The Dead Mule School of Southern Literature

Lizzie Krieg: Two Poems

Poetry

Homeopathy

A poultice that I made in the yard,
as you watched from the hammock
we’d strung between the oak tree
the first owner planted and the side
of the garage. That poultice was
a success, you know, it dried up
the boil on my left cheek. I came
to see it as a misplaced third eye
but brownish-green instead of white
and unable to grow its petals.
I’d thought it would last forever, either
full to near-bursting and fetid
with every wrong word I’d ever feared
I’d said after a second glass of wine,
or weeping, as when your eyes
wouldn’t meet mine, and I knew
you were ashamed of my thick tongue
That poultice was mostly clay and smelled
of sulfur, but it dried up that boil
and I felt instantly lighter. Like I’d been
to confession, assuming I believed
in that little room, with its screen
and the conference of absolution.

**

Ocean Floor

These things I set adrift, each piece now sunk
to the ocean floor, and resting. Like tiny pebbles
and notes from my husband on the kitchen counter
that I’ve read, now hidden here behind a picture
frame or pinned with a paperweight. An act
of intentional forgetting. I think of them sinking
on their way to the bottom of the ocean and wonder,
Are they pinned, even there?
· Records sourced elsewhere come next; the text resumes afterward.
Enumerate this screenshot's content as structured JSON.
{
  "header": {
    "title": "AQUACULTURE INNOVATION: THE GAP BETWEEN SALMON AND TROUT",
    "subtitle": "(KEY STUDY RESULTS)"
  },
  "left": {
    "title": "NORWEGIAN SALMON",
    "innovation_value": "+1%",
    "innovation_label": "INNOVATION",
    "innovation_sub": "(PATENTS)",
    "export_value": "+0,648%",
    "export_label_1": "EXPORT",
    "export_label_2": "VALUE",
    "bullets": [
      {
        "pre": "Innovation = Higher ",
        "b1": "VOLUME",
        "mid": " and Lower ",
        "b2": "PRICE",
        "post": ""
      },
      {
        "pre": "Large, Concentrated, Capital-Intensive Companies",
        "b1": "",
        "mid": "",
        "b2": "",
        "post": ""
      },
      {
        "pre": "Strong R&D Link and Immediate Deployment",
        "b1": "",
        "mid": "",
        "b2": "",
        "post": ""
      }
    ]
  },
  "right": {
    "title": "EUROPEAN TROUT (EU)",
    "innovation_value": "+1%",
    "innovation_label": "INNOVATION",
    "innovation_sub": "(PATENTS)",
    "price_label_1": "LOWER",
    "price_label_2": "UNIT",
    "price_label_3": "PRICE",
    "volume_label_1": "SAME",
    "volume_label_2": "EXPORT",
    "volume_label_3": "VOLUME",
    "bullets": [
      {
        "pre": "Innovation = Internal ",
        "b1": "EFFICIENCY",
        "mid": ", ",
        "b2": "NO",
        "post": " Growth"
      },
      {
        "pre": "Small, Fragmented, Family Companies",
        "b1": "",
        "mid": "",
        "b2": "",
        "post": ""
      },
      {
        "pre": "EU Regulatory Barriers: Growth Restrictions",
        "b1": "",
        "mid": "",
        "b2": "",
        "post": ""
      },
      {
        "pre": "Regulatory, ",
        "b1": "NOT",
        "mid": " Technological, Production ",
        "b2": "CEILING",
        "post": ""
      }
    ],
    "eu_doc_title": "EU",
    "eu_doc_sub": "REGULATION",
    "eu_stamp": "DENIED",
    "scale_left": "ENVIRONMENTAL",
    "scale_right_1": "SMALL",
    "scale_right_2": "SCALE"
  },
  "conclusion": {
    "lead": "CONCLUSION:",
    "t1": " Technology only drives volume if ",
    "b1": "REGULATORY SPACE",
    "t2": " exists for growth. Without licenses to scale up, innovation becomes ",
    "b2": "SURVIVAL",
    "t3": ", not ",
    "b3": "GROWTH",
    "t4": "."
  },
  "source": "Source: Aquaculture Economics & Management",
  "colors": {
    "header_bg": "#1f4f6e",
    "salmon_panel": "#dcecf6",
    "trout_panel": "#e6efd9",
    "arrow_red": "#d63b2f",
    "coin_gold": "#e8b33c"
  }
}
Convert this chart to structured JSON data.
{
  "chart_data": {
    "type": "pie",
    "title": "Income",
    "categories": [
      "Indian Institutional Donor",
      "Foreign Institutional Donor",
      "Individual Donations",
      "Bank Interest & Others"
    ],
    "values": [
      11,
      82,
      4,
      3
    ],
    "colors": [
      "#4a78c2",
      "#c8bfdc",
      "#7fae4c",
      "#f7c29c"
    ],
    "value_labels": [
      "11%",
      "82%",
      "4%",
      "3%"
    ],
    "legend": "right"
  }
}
Ink from a ballpoint pen
smeared and faded, warped paper disintegrating
into nothing ten thousand leagues down, but never
dissolved, those pebbles gather near the bases
of boulders, like silent congregants.

They belong to me but I am unready to name them,
afraid to call them him or her or them or us.
Watching the tiny pebbles slip, each falling
through the garbage disposal, passing by the blades,
spinning but not catching even once. Tumbling
through the pipes, crashing into their metal sides,
clanging in a deafening display of resistance
but then freely through the U-bend like a miracle,
until they find the fresh rush of sewer, a conduit
of memories snaking its way back home, under the sand
and past those reaching fingers of the undertow.